警察突然说道。
大石差点咬到了自己的舌头,他连连摇头:“我、我我怎么会是……”
警察拿出一个本子翻看了一下,然后就有些鄙夷的看向大石。
“手冢国光在被霸凌之后,没有被及时送去看伤,教练一直不见踪影,前部长包庇施暴者,还有一个鸡蛋头的同级生阻拦了手冢国光的离开。”
“以上就是举I报内容,不过你放心,你是做了帮凶,但你和那个前部长是一样的。”
“你们虽然没有直接参与动手,你们是间接的阻拦了受害者去处理伤势,但只要没有直接性质的伤害就不会被当成加害的一方,所以你们最多就是被批评一下而已。”
“不过你也要跟我们走一趟了,去录口供。
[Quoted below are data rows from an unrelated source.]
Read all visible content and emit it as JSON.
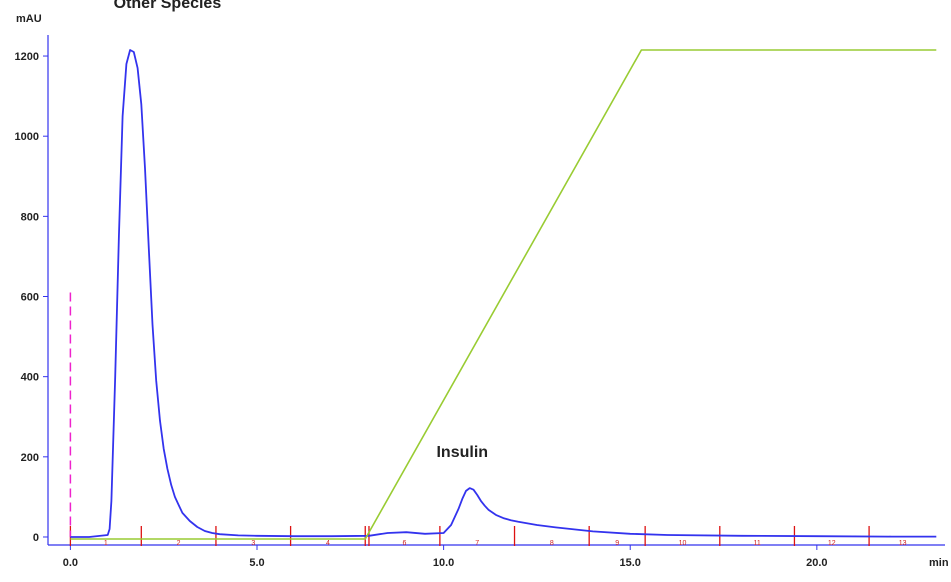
{
  "chart_data": {
    "type": "line",
    "title": "",
    "y_unit": "mAU",
    "x_unit": "min",
    "xlim": [
      -0.6,
      23.3
    ],
    "ylim": [
      -20,
      1240
    ],
    "x_ticks": [
      {
        "value": 0,
        "label": "0.0"
      },
      {
        "value": 5,
        "label": "5.0"
      },
      {
        "value": 10,
        "label": "10.0"
      },
      {
        "value": 15,
        "label": "15.0"
      },
      {
        "value": 20,
        "label": "20.0"
      }
    ],
    "y_ticks": [
      {
        "value": 0,
        "label": "0"
      },
      {
        "value": 200,
        "label": "200"
      },
      {
        "value": 400,
        "label": "400"
      },
      {
        "value": 600,
        "label": "600"
      },
      {
        "value": 800,
        "label": "800"
      },
      {
        "value": 1000,
        "label": "1000"
      },
      {
        "value": 1200,
        "label": "1200"
      }
    ],
    "grid": false,
    "colors": {
      "absorbance": "#3333ee",
      "gradient": "#99cc33",
      "fractions": "#dd1111",
      "injection": "#ee22cc",
      "axes": "#3333ee"
    },
    "series": [
      {
        "key": "absorbance",
        "x": [
          0.0,
          0.5,
          1.0,
          1.05,
          1.1,
          1.2,
          1.3,
          1.4,
          1.5,
          1.6,
          1.7,
          1.8,
          1.9,
          2.0,
          2.1,
          2.2,
          2.3,
          2.4,
          2.5,
          2.6,
          2.7,
          2.8,
          2.9,
          3.0,
          3.2,
          3.4,
          3.6,
          3.8,
          4.0,
          4.5,
          5.0,
          6.0,
          7.0,
          8.0,
          8.5,
          9.0,
          9.5,
          10.0,
          10.2,
          10.4,
          10.5,
          10.6,
          10.7,
          10.8,
          10.9,
          11.0,
          11.1,
          11.2,
          11.4,
          11.6,
          11.8,
          12.0,
          12.5,
          13.0,
          14.0,
          15.0,
          16.0,
          18.0,
          20.0,
          22.0,
          23.2
        ],
        "y": [
          0,
          0,
          5,
          20,
          90,
          400,
          750,
          1050,
          1180,
          1215,
          1210,
          1170,
          1080,
          920,
          720,
          530,
          390,
          290,
          220,
          170,
          130,
          100,
          80,
          60,
          40,
          25,
          15,
          10,
          7,
          4,
          3,
          2,
          2,
          3,
          10,
          12,
          8,
          10,
          30,
          70,
          95,
          115,
          122,
          118,
          105,
          90,
          78,
          68,
          55,
          47,
          42,
          38,
          30,
          24,
          14,
          8,
          5,
          3,
          2,
          1,
          1
        ]
      },
      {
        "key": "gradient",
        "x": [
          0,
          7.9,
          15.3,
          23.2
        ],
        "y": [
          -5,
          -5,
          1215,
          1215
        ]
      }
    ],
    "injection_mark": {
      "x": 0,
      "y_top": 610
    },
    "fractions": {
      "boundaries": [
        0,
        1.9,
        3.9,
        5.9,
        7.9,
        8.0,
        9.9,
        11.9,
        13.9,
        15.4,
        17.4,
        19.4,
        21.4
      ],
      "labels": [
        {
          "x": 0.95,
          "text": "1"
        },
        {
          "x": 2.9,
          "text": "2"
        },
        {
          "x": 4.9,
          "text": "3"
        },
        {
          "x": 6.9,
          "text": "4"
        },
        {
          "x": 8.95,
          "text": "6"
        },
        {
          "x": 10.9,
          "text": "7"
        },
        {
          "x": 12.9,
          "text": "8"
        },
        {
          "x": 14.65,
          "text": "9"
        },
        {
          "x": 16.4,
          "text": "10"
        },
        {
          "x": 18.4,
          "text": "11"
        },
        {
          "x": 20.4,
          "text": "12"
        },
        {
          "x": 22.3,
          "text": "13"
        }
      ]
    },
    "annotations": [
      {
        "text": "Other Species",
        "x": 2.6,
        "y": 1320
      },
      {
        "text": "Insulin",
        "x": 10.5,
        "y": 200
      }
    ]
  }
}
”
大石脚下一软,差点就原地栽倒。
旁边的乾贞治连忙伸手扶住了大石。
乾贞治的心里带着惊涛骇浪,手冢一年级的时候被学长打伤手臂的事,他们都是从大石的嘴里才知道的。
那个时候他们不在场,和手冢、大石也还不算熟,之后也没有听到任何人提起过手冢被打的事,包括大石也一直守口如瓶。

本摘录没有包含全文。